Nach wem sich das Förderwerk benannt hat, entnehmen Sie bitte diesem kurzen Auszug aus einer Besprechung des Romans, der Gerhard Kaindls Ermordung weitgehend aus der Sicht der Täter schildert:

Der absolute Abschaum

beschreibt sich selbst. In einem Roman von Raul Zelik, „Friß und stirb trotzdem“, Edition Nautilus, Hamburg. Und selbst die extrem linke Zeitschrift DIE BEUTE bringt eine fünfseitige kritische Besprechung dieses unfaßbaren, unmenschlichen Schunds.
„Schwachsinniges Allgemeines“ oder „Positionspapiere mit dem Schwanz verfaßt“ sind nur Beispiele.

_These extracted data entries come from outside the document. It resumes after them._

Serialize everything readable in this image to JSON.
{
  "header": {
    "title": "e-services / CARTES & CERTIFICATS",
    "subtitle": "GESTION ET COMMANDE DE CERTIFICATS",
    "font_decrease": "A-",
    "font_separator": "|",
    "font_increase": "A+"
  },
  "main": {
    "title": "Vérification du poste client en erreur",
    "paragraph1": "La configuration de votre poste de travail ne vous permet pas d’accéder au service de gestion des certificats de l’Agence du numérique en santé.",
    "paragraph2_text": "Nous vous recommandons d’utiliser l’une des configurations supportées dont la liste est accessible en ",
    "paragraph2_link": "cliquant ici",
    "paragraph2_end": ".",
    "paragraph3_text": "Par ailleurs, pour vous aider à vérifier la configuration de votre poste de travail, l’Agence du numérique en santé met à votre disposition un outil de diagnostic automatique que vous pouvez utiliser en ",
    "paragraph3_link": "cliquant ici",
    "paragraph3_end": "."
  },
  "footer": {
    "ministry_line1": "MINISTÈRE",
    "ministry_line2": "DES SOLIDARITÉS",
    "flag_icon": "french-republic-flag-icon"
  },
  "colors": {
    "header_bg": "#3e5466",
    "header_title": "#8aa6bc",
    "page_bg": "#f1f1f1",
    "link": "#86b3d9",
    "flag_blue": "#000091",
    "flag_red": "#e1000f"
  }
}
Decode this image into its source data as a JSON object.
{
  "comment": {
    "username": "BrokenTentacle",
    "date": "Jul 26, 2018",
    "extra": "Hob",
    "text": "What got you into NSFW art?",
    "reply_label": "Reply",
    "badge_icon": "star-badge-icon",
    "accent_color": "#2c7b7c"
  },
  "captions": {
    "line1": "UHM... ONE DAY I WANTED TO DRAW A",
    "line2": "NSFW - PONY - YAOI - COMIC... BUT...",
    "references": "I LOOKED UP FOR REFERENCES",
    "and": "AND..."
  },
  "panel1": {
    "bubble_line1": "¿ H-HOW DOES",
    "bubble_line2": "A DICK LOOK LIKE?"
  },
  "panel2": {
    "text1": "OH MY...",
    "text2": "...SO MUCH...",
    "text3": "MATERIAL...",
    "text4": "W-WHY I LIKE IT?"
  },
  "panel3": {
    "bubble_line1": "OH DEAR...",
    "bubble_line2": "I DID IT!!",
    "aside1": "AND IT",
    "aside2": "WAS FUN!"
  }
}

Es geht aber um eine ernste Sache. Am 3. April 1992 besuchten im Anschluß an einen Vortrag von Konrad Windisch in Berlin zum Thema „Ludwig Uhland – Dichter und Patriot“ eine Runde von Vortragsteilnehmern ein chinesisches Lokal, um zu Abend zu essen. Einer der Teilnehmer, ein Rechtsanwalt, wurde von einem zufällig vorbeikommenden Linksterroristen erkannt, der verständigte einige seiner Kumpane, und diese Gruppe stürmte das Lokal und stach wahllos auf die um den Tisch sitzenden Menschen ein. Der Verlagslektor Thorsten Thaler, 29, wurde dabei schwer verletzt, der Familienvater Gerhard Kaindl, 49, ermordet. Ohne das Eingreifen der bewaffneten chinesischen Gastwirte hätten die roten Verbrecher weiter gemordet.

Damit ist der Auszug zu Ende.